The rail car being unloaded in front of the museum
|
But such dreams take time, and there wasn’t time enough for my grandfather’s relatives who remained in Lithuania. In June, 1941, Nazi tanks rolled into Vilnius. Within 72 hours, the newly arrived German occupiers began organizing pogroms, in which dozens, then hundreds of Lithuanian Jews were massacred in the streets. Before a week had passed, the death toll climbed into the thousands. And this was before the mechanized, assembly-line murder that is recalled by “Auschwitz: Not Long Ago, Not Far Away” got under way. In the 1,316 days that the Germans occupied Lithuania, more than 90 percent of the country’s prewar Jewish population of more than 200,000 would be murdered. In proportional terms, this is a higher death toll than was suffered by any other nation in which the Holocaust was perpetrated. Sadly, many of my grandfather’s family were among those victims.

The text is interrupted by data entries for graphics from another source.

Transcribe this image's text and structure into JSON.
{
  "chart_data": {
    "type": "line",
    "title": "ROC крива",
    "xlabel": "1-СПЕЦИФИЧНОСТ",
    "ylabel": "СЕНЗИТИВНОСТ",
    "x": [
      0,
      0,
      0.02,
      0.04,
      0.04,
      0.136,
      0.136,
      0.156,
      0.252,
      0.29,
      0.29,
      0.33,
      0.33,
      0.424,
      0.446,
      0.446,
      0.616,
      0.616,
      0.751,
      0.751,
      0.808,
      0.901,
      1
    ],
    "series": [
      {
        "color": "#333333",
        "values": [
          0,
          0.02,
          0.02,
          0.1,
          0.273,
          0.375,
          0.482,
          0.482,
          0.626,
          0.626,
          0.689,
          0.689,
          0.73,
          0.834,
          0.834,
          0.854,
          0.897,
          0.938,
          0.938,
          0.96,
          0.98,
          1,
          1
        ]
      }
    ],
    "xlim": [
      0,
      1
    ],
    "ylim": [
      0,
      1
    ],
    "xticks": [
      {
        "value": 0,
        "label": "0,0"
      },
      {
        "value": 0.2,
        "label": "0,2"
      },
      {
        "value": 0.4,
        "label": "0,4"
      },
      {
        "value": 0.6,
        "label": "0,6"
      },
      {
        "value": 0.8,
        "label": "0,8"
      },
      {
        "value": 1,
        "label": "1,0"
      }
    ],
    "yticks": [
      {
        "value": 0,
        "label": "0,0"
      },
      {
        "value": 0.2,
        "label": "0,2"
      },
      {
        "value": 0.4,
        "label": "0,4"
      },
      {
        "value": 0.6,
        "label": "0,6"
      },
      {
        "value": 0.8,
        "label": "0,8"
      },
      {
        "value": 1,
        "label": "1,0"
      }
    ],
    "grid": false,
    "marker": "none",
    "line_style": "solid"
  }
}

It is the rail car that was once used to deliver countless, nameless victims to their cruel fate, but now serves as an eloquent attestation to our shared resolve never to forget, and never to allow this crime to be repeated. I am awed that this relic sits a few steps from my home. And I am deeply honored that I helped put it there.
Beautiful phrasing Dave
I haven’t seen the railway car yet. I’m afraid it will be too emotional for me. Just thinking about this horrible crime that was inflicted on the Jewish people is shocking and unforgivable. My family also came to America looking for a better life. We were lucky to find it. The people that died on this rail car never had a chance. Thanks for bringing this evidence to remind us what can happen under a corrupt regime.
Dear Dave:
This project is extraordinary.
And your telling of the story, of the stories, of your story, is poignant in a deep and heartfelt way.
Thank you very much.
Good afternoon Mr Cohen,
I agree with you that this dark page of our history must never be forgotten, as you say, so that it will never happen again.
As you know, I’m French, and my family has also suffered a lot from this period, I can not forget everything that was told to me by my grandparents and parents.
Wow, Many emotions by reading your texts and seeing the picture.